Wie ein Schulabbrecher aus Mumbai ein weltumspannendes Diamantenimperium in Antwerpen aufbaute
Er schüttelt ein paar Rohdiamanten aus einer zerknitterten Papiertüte und wiegt sie bedächtig in der Hand. Sie sehen unscheinbar aus, wie trübe Glasklumpen. "Ich werde nie müde, sie zu betrachten", sagt Dilip Mehta, geboren vor bald 66 Jahren im damaligen Bombay, Indien, Diamantenhändler seit fast einem halben Jahrhundert. Er lächelt.
Er öffnet einen Plastikbehälter und hebt mit einer Pinzette einen fertig geschliffenen, orange blitzenden Klunkerstein ans Licht. "Vier Karat", murmelt er, "und eine äußerst seltene Farbe." Er begutachtet den Diamanten durch ein Vergrößerungsglas und nickt, zufrieden: "Etwa 600 000 Dollar wert." Dilip Mehta ist ein kleiner, freundlicher Mann mit grau meliertem Haarkranz, er trägt eine randlose Brille und einen dunkelblauen Anzug mit Krawatte und sitzt in seinem Büro an der Hoveniersstraat in Antwerpen. Die kleine Straße, an beiden Enden mit Stahlpollern gesichert, liegt hinter dem Antwerpener Hauptbahnhof und ist seit ungefähr einem halben Jahrtausend das Zentrum des weltweiten Diamantenhandels.

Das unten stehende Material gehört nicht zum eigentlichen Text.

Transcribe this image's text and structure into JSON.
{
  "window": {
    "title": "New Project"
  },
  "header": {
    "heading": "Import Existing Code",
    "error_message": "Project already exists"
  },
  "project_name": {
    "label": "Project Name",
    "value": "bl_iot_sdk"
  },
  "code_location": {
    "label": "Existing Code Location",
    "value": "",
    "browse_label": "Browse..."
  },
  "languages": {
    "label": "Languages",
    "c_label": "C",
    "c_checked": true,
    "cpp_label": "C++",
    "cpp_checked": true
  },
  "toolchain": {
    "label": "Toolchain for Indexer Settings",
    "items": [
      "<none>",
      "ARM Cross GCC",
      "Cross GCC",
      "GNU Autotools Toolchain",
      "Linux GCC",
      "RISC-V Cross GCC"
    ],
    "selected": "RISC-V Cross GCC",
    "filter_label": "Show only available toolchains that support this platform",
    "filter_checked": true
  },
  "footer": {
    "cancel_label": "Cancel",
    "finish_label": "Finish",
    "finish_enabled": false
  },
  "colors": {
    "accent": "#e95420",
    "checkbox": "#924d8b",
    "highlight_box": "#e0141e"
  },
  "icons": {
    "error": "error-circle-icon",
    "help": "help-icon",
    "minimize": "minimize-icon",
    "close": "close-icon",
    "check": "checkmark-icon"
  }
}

80 Prozent aller rohen und rund die Hälfte der geschliffenen Diamanten wechseln hier, so heißt es, den Besitzer. Es ist ein Milliardengeschäft, das sich in aller Diskretion abspielt: Die Hoveniersstraat besteht aus aneinandergereihten Büroklötzen, in denen Diamantenbörsen, Industrieverbände, Ausbildungszentren, Banken und ein paar Geschäfte angesiedelt sind. Zwischendrin steht ein einziges hübsches Gebäude: eine alte Synagoge.
Als Dilip Mehta Anfang der Siebzigerjahre hierherkam, war der Handel mit den kostbaren Steinen noch fest in jüdischer Hand – und zwar schon seit dem 16. Jahrhundert. Weil jüdische Einwanderer im mittelalterlichen Flandern nicht in Handwerkszünfte eintreten und auch kein Land erwerben durften, entwickelten sie sich, der Not gehorchend, zu erfolgreichen Händlern – und verhalfen der verhältnismäßig liberalen Hafenstadt Antwerpen zu ihrem Status als Diamantendrehscheibe der Welt. Etwa 20 000 orthodoxe Juden leben heute noch in der zweitgrößten Stadt Belgiens.
Doch inzwischen sind es Dilip Mehta und seine Landsleute aus Indien, die bis zu drei Viertel der Antwerpener Diamantenindustrie kontrollieren. Er selbst gehört zu den erfolgreichsten Unternehmern: Er ist Mitbegründer und Patriarch des Familienunternehmens "Rosy Blue", das mehr als 5000 Mitarbeiter in 13 Ländern beschäftigt. Darüber, wer seine Kunden sind, schweigt er, nur so viel: "Man findet die meisten an der Place Vendôme in Paris." Dort haben Juweliere wie Cartier oder Van Cleef & Arpels ihren Sitz.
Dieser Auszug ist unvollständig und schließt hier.